No, not that chair, that one is only for guests, which I'm pretty sure you already knew. Take the other chair, the one made from burlap and razor wire. Is that your resume? A little thin, isn't it? Yes sir, a lot of white space here. And I can't help but notice several gaps in your employment history, could you explain that? You claim to be seeking a long-term position in this family, but how can I believe you when you've never even held down a job? What have you been doing for the last ten years? 

Let's discuss your references. I see that you've put my name here. Clever boy, using your father's name to get ahead. Weak spirited, but clever. Of course what else could be expected of a poor urchin such as yourself? It's a marvel you've survived as long as you have, given no advantages whatsoever, and very little food. Even now you have a hungry, mystified look about you, as if you would climb across this very desk and take me by the throat for a mere crust of bread.

I just so happen to have a crust of bread right here. Ah yes, there's the look I've come to know and disrespect.

Why don't you tell me about your strengths? Why do you deserve to become a part of this family unit, aside from blood relation and whatnot? It says here that you have a “strong work ethic” and are “willing to go the extra mile”. That's beautiful poetry, son, but you've lost your attachment to reality. Don't forget, I've watched the evil you've done to the lawn for years, not to mention the chaos you've made of the woodshed. Don't you remember me showing you how to properly stack the wood?

If I were to offer you a position, I would need utter confidence in your ability to carry out any task, no matter how grueling or dangerous. And I've got to be honest, the ten years you've been alive have convinced me that you will never have the killer instinct I demand in a son. All I've seen is a spineless weakling that can't drink, can't smoke, and cries for its mother on a daily basis. What kind of impression do you think that will make down at the Rotary Club?

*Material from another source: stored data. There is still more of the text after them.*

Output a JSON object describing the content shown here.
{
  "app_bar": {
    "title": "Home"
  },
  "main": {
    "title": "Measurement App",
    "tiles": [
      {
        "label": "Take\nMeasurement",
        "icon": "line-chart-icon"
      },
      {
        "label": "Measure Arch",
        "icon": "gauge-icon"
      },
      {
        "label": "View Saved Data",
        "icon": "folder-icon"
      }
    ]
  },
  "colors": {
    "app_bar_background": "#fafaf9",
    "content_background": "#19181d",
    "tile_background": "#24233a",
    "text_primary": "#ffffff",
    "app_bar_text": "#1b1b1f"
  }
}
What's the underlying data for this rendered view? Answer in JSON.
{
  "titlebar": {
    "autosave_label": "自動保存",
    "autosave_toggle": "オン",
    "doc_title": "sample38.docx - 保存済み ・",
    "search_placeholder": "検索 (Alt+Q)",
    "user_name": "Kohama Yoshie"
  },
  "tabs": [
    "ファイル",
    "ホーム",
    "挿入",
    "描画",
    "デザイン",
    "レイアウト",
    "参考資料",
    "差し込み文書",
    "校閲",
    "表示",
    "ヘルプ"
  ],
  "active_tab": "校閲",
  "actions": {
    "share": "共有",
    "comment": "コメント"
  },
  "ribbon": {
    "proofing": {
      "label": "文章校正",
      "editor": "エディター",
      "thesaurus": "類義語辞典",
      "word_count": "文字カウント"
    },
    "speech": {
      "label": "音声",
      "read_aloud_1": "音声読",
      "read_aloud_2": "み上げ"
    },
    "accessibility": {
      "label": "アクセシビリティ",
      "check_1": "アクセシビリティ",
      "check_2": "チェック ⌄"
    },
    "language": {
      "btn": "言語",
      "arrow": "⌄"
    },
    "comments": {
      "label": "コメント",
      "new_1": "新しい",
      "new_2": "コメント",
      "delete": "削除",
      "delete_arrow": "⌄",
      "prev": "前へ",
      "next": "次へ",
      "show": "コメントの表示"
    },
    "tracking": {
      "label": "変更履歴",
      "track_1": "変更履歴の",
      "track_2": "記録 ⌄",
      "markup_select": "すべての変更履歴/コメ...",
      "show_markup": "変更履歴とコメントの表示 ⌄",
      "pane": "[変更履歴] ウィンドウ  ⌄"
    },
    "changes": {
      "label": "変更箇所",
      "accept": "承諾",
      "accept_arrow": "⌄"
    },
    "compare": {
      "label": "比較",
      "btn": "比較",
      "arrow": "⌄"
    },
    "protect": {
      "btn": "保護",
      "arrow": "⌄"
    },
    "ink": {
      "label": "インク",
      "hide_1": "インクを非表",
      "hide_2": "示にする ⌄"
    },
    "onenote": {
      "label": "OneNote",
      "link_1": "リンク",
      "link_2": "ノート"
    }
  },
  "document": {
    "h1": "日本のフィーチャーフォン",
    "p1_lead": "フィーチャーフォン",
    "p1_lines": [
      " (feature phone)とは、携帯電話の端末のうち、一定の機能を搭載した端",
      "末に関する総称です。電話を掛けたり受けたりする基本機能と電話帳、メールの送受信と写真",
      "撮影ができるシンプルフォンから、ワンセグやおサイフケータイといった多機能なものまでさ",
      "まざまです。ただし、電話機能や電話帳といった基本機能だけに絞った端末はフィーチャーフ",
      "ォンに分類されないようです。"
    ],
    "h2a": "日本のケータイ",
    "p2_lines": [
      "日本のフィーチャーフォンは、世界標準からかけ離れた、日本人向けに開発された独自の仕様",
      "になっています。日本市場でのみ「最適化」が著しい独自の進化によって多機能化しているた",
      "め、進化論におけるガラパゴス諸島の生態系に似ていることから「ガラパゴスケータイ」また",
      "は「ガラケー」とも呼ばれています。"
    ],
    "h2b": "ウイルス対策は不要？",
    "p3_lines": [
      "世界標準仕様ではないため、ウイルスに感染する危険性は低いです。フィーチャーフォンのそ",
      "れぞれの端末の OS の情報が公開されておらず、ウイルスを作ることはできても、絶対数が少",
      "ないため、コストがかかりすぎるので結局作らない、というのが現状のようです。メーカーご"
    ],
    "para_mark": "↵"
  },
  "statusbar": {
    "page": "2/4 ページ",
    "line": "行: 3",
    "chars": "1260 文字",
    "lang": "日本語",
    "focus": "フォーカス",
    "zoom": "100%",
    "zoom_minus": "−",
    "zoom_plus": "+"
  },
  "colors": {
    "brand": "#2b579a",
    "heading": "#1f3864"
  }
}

Like I said, you've had ten years to get your affairs in order, and I just haven't seen the effort I was hoping for. Therefore at this time I can't in good conscience allow you to be officially recognized as my offspring. Come see me in two weeks and I might have something for you.

In the meantime, rake the leaves, scrape the gutters, and mow the pasture before there's too much snow. And you better dismantle the volleyball net and finish building the fence before that lightning gets any closer. If you do a good job I might even let you sleep in the house. How would you like that? How would you?